- Poster
- Directed by: Sohanlal Kanwar
- Written by: Ved Rahi
- Screenplay by: Ram Kelkar
- Story by: Sachin Bhowmick
- Produced by: Sohanlal Kanwar
- Starring: Manoj Kumar; Raakhee; Pran; Prem Chopra; Premnath; Nazima;
- Cinematography: Radhu Karmakar
- Edited by: Nand Kumar
- Music by: Shankar Jaikishan
- Production company: Filmnagar
- Distributed by: Filmnagar
- Release date: 15 December 1972;
- Running time: 147 mins
- Country: India
- Language: Hindi

= Be-Imaan =

1972 film by Sohanlal Kanwar

Be-Imaan (lit. 'Dishonest') is a 1972 Hindi-language film directed by Sohanlal Kanwar. The film stars Manoj Kumar, Raakhee, Premnath, Pran, Prem Chopra and Tun Tun. This film won 7 Filmfare Awards including best movie, best director and best actor.
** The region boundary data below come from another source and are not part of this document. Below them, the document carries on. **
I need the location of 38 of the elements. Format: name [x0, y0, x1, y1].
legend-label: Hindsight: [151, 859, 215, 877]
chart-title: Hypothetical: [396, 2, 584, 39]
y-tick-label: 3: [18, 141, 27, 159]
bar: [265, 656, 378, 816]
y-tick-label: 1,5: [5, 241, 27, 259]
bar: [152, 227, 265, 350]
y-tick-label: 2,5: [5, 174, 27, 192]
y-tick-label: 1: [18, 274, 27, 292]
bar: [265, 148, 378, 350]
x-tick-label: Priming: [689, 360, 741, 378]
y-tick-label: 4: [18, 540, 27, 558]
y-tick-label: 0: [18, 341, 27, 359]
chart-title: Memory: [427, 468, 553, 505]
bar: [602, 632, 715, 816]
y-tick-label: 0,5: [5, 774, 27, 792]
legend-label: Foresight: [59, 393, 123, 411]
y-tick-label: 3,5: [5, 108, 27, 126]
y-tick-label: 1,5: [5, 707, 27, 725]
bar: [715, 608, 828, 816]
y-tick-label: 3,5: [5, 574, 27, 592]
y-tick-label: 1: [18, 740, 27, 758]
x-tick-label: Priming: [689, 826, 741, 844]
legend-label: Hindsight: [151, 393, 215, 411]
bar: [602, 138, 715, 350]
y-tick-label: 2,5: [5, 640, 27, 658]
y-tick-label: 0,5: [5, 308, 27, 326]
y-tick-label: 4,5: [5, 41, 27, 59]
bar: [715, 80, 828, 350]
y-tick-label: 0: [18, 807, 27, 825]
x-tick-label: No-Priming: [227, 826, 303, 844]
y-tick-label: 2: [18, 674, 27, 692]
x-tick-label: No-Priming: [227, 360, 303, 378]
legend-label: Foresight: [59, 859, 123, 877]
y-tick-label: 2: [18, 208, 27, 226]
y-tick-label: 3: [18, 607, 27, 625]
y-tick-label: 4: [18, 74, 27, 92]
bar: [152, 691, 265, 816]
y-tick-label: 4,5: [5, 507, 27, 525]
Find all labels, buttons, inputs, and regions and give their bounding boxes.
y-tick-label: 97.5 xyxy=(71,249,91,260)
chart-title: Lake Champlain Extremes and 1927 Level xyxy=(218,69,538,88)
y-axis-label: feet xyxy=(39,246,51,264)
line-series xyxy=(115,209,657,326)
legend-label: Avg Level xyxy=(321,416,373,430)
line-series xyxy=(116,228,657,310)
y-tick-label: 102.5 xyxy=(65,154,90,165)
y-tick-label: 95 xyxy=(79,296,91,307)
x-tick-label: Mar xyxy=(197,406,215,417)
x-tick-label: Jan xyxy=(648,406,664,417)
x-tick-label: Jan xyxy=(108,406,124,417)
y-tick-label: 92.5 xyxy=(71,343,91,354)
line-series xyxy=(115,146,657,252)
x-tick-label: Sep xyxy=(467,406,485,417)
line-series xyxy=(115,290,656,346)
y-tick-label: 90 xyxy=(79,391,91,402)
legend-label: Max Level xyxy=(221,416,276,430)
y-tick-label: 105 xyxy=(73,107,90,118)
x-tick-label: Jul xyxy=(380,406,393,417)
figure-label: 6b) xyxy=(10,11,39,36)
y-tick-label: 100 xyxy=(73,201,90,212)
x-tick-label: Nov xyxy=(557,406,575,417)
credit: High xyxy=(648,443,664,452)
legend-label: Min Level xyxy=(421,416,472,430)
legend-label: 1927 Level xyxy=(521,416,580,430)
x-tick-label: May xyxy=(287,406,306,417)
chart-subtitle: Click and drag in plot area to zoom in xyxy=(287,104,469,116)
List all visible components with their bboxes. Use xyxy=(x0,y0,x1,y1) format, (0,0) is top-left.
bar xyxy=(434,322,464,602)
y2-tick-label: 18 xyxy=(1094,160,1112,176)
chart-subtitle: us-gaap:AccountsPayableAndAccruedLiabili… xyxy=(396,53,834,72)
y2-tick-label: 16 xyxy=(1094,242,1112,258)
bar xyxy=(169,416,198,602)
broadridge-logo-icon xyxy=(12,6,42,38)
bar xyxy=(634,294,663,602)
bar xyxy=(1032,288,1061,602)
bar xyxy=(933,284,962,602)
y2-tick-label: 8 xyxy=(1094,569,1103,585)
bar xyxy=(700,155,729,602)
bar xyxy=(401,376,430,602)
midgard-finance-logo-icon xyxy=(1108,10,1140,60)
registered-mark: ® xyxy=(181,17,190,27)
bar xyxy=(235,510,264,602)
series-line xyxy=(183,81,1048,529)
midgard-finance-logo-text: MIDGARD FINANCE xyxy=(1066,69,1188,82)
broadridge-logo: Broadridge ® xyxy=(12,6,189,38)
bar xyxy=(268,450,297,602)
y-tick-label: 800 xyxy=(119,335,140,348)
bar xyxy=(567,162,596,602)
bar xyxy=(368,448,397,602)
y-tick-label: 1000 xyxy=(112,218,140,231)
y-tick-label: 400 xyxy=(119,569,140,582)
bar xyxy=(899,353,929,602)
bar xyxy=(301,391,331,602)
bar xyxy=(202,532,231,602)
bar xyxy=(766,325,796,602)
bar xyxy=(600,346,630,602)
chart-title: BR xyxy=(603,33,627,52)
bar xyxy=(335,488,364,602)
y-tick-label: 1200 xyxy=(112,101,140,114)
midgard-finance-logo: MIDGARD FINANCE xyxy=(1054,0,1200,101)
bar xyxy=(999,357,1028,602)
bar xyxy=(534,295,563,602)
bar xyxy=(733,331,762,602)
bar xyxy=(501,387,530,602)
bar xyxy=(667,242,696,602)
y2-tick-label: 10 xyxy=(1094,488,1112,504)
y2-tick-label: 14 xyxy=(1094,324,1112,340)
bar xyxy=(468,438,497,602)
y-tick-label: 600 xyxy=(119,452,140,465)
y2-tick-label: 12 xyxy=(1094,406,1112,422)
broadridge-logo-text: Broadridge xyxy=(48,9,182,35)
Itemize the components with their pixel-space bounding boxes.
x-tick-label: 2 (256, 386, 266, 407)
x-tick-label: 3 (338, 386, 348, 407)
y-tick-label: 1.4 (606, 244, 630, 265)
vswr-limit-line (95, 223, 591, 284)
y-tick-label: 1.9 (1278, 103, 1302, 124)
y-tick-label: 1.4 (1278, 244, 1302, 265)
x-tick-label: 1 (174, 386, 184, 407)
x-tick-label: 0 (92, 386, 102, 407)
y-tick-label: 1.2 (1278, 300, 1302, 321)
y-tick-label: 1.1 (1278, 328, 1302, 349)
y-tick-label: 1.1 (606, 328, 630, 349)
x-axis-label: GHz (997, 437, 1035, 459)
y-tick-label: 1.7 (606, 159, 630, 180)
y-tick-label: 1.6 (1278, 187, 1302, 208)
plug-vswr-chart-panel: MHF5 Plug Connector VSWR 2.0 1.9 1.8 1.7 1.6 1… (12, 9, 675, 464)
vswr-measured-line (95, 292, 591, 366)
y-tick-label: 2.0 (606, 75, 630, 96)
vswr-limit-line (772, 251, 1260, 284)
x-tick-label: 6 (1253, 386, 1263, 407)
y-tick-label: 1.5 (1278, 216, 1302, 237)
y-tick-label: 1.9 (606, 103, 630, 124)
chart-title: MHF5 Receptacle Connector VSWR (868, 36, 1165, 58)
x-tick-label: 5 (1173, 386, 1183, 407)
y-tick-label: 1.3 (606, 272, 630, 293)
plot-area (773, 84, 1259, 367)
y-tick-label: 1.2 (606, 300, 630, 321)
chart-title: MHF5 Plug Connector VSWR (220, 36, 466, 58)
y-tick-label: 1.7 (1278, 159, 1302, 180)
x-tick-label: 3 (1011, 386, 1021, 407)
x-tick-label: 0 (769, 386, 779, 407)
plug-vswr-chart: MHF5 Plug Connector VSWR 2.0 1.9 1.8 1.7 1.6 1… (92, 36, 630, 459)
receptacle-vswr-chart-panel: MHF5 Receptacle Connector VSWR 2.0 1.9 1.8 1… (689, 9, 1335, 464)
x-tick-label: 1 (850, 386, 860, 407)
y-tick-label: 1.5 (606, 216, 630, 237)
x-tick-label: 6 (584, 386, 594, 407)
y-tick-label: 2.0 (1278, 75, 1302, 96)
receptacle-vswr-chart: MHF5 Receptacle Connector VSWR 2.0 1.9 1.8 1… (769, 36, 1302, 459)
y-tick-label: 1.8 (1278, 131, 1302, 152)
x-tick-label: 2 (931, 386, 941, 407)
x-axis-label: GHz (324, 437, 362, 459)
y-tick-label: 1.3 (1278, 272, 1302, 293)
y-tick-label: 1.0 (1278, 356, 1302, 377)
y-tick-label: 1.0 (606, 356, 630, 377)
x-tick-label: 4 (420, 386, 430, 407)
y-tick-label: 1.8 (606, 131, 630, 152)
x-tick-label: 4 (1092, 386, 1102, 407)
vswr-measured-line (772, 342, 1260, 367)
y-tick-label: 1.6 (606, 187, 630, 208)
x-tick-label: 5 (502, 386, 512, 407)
The music is by Shankar Jaikishan. The film was remade in Tamil as En Magan with Sivaji Ganesan.

==Awards==
Won

- Best Film – Sohanlal Kanwar
- Best Director – Sohanlal Kanwar
- Best Actor – Manoj Kumar
- Best Supporting Actor – Pran
- Best Music Director – Shankar Jaikishan
- Best Lyricist – Verma Malik
- Best Male Playback Singer – Mukesh

Nominated
- Best Supporting Actress – Nazima

==Cast==
- Manoj Kumar as Mohan / Shyam
- Raakhee as Sapna
- Pran as Constable Ram Singh
- Prem Chopra as Deepak Das
- Nazima as Meena
- Premnath as D. I. G. Gopal Das
- Sulochana Latkar as Mrs. Gopal Das
- Raj Mehra as Seth Jamna Das
- Snehlata as Kamini
- Rajpal

==Soundtrack==
All lyrics were written by Verma Malik and music was composed by Shankar Jaikishan.

| # | Title | Singer(s) |
|---|---|---|
| 1 | "Hum Do Mast Malang" | Kishore Kumar, Mahendra Kapoor |
| 2 | "Patla Patla Reshmi Roomal" | Mahendra Kapoor, Asha Bhosle |
| 3 | "Jai Bolo Be-Imaan Ki" | Mukesh |
| 4 | "Dekhoji Raat Ko Julam Ho Gaya" | Asha Bhosle |
| 5 | "Yeh Raakhi Bandhan Hai Aisa" | Mukesh, Lata Mangeshkar |
| 6 | "Ek Ek Ginwata Hoon" | Mukesh |
| 7 | "Main To Chali Hoon Wahan" | Sharda, Asha Bhosle |

== Reception ==

- 20th Filmfare Awards

Won

- Filmfare Best Movie Award
- Filmfare Best Actor Award for Manoj Kumar
- Filmfare Best Director Award for Sohanlal Kanwar
- Filmfare Best Music Director Award for Shankar Jaikishan
- Filmfare Best Male Playback Award for Mukesh
- Filmfare Best Lyricist Award for Verma Malik
- Filmfare Best Supporting Actor Award for Pran, who refused to accept on the grounds that the Filmfare Award for Best Music should have gone to Ghulam Mohammed and Naushad for Pakeezah and not Shankar Jaikishan for Be-Imaan.